SOUTH PITTSBURG, Tenn. - This was supposed to be Demetric Johnson's breakout season. After a sophomore year in which he gave coaches and fans a glimpse of his potential with sensational catches and runs as a receiver and kick returner, Johnson was moved to running back this year to ensure he would have the ball in his hands more often.
Better known simply as "Little Man" since he was five and played on a baseball team with players 2-3 years older and much bigger, Johnson built a reputation in middle school as South Pittsburg's next playmaker in football and a potential big-time college prospect. But a series of injuries - a high ankle sprain in a preseason scrimmage and a separated shoulder at the season's mid-point - left him standing on the sideline in street clothes for four games and limited his speed and ability to cut for several others.
In his absence, sophomore Jajuan Lankford stepped in and led the team with more than 2,000 rushing yards and became a Mr. Football finalist. Rather than pout during his inactivity, Johnson found other means of contributing, including serving as a mentor and advisor to Lankford on the sideline during practice and games.
And as the playoffs began, Johnson's injuries finally healed and he was able to remind coaches, fans and opponents alike exactly how valuable a player he is on the field as well. While Lankford has continued to be steady through the playoffs, Johnson has been specatcular, rushing for well over 100 yards in all four postseason games and nine touchdowns, including five scoring runs of more than 20 yards.
"It was very frustrating standing around watching games and not being able to help my team," said Johnson, who enters Friday's Class 1A championship game against Wayne County with 1,231 rushing yards, averaging more than 9 yards per carry. "I mean, I understand that injuries are part of the game, but that doesn't make you feel better when you want to be out there so bad.
"Our first playoff game was the first time all year I really started to feel completely healthy. I felt like I could trust my speed again and make moves to get past people."
The only thing that moves faster than Johnson in this football-crazed town is barbershop gossip.
In last week's semifinal at Gordonsville, the 6-foot-1, 180-pound Johnson ran for 141 of his 176 yards in the deciding second half. With the game tied midway through the third quarter, Johnson took in a short pass and outran the Tigers secondary for a 59-yard TD that put the Pirates ahead. He later added an 84-yard scoring run in which he was pushed toward the sideline before regaining his balance, then broke another tackle before outrunning every other defender giving chase.

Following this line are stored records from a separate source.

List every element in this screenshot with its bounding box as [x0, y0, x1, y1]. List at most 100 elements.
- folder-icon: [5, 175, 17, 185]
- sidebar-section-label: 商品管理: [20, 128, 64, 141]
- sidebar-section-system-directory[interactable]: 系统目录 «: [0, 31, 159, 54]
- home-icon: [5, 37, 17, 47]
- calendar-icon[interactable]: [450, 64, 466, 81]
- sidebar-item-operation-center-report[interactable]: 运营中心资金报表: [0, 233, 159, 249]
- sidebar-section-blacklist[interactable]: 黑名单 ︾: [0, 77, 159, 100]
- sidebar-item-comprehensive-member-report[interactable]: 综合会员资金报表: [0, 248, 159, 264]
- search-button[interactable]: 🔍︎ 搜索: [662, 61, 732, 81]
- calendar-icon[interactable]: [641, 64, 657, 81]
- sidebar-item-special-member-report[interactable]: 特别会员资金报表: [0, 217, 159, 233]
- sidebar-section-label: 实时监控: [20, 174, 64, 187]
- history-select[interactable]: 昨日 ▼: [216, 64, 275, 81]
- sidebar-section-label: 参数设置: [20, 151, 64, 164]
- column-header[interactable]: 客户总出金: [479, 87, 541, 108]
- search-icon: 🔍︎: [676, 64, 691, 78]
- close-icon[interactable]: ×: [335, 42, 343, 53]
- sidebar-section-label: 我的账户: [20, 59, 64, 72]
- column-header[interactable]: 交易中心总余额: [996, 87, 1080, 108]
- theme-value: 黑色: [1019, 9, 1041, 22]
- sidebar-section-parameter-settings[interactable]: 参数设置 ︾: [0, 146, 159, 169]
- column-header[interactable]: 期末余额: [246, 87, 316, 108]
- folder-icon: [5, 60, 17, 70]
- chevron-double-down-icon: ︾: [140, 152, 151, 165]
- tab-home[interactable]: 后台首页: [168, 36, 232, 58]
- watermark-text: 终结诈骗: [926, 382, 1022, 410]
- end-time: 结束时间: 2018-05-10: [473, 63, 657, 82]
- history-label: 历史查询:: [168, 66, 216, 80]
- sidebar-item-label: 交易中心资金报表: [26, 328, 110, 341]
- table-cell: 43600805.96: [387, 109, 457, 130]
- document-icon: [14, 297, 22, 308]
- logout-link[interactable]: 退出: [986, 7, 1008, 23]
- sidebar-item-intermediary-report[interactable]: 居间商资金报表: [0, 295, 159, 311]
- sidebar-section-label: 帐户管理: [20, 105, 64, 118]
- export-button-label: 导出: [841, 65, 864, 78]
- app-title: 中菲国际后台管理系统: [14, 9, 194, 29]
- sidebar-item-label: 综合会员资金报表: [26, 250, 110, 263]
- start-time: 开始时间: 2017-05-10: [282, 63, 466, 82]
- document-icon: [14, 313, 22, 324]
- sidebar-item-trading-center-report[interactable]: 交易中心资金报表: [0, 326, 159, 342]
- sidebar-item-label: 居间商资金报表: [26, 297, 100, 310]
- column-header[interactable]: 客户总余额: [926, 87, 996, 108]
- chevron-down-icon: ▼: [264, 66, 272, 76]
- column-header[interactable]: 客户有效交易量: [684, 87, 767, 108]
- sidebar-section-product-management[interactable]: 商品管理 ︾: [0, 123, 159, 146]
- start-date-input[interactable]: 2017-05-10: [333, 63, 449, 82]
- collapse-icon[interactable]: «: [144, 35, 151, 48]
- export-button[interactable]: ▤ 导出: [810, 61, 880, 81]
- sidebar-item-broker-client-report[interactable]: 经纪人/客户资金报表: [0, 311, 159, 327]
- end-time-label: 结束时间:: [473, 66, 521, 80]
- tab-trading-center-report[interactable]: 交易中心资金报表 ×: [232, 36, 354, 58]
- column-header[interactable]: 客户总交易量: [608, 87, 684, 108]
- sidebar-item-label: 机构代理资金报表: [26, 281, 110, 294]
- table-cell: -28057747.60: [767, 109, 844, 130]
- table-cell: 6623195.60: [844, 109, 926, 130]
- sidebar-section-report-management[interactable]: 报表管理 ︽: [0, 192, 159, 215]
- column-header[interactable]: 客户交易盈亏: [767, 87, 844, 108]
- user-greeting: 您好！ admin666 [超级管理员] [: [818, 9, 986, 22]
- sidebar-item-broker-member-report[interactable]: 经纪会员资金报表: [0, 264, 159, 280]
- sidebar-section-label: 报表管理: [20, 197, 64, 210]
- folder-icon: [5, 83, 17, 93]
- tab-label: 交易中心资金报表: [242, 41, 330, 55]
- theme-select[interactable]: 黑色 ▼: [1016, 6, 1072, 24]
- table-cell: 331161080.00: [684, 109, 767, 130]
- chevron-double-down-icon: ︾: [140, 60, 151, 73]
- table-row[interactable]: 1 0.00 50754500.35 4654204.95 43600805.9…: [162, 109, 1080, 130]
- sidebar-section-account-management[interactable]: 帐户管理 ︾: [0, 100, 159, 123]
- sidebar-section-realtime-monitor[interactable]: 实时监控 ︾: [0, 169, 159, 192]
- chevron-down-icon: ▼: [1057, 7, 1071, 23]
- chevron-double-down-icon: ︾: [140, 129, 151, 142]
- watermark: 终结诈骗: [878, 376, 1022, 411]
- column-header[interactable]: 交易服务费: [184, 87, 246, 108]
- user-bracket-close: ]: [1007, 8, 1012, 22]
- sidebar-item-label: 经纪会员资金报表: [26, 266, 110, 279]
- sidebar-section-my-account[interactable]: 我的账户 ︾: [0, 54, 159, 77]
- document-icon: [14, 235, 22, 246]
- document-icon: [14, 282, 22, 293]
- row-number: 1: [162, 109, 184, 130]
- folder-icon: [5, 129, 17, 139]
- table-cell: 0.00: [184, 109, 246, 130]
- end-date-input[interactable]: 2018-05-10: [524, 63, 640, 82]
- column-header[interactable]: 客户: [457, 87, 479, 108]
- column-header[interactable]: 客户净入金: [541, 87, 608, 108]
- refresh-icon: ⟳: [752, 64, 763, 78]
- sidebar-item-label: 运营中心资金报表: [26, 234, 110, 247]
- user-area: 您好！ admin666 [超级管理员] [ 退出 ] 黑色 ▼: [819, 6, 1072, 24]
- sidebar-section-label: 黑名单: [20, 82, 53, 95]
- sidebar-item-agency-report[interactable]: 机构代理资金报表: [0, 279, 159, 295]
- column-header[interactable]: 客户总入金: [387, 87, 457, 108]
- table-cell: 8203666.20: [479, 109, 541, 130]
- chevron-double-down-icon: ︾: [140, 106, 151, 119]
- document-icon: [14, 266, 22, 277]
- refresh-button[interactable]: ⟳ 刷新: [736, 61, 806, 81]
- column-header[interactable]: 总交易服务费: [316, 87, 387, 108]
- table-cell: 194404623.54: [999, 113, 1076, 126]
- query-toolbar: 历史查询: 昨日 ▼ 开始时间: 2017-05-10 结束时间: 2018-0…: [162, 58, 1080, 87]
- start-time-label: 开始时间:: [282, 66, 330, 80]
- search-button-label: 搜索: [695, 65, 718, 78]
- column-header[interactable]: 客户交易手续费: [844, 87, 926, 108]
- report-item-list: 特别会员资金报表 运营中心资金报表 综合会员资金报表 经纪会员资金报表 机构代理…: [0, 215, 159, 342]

"The last words out of my mouth before the second half last week was to tell the kids that great players rise to the top in those type situations," Pirates coach Vic Grider said. "That's what Little Man did. I kept telling him all year that he would get his chance once he got healthy. After that game Friday, I found him and said, 'I told you so.'
"The scary thing is we haven't seen his best yet. He's got another year to get bigger, stronger and faster. If he lives up to his potential, he is as good as anybody we've ever had."
Johnson has continued to show his versatility over the last three games by also moving back to receiver for a few snaps while the Pirates' top two pass catchers sat out with injuries.
"He gives us that deep threat out there to keep teams from stacking the box to stop our run game," Grider said. "We've had some pretty fast backs here the last few years, and I've always hesitated to compare who's the fastest, but Little Man would be at the top of that list. He's faster than [last year's all-state runner] Raquis [Hale] was and I guarantee you Eddie Moore wished he had that kind of speed.
"He's a game changer. I expect him to have at least two or three big plays every game now that he's healthy."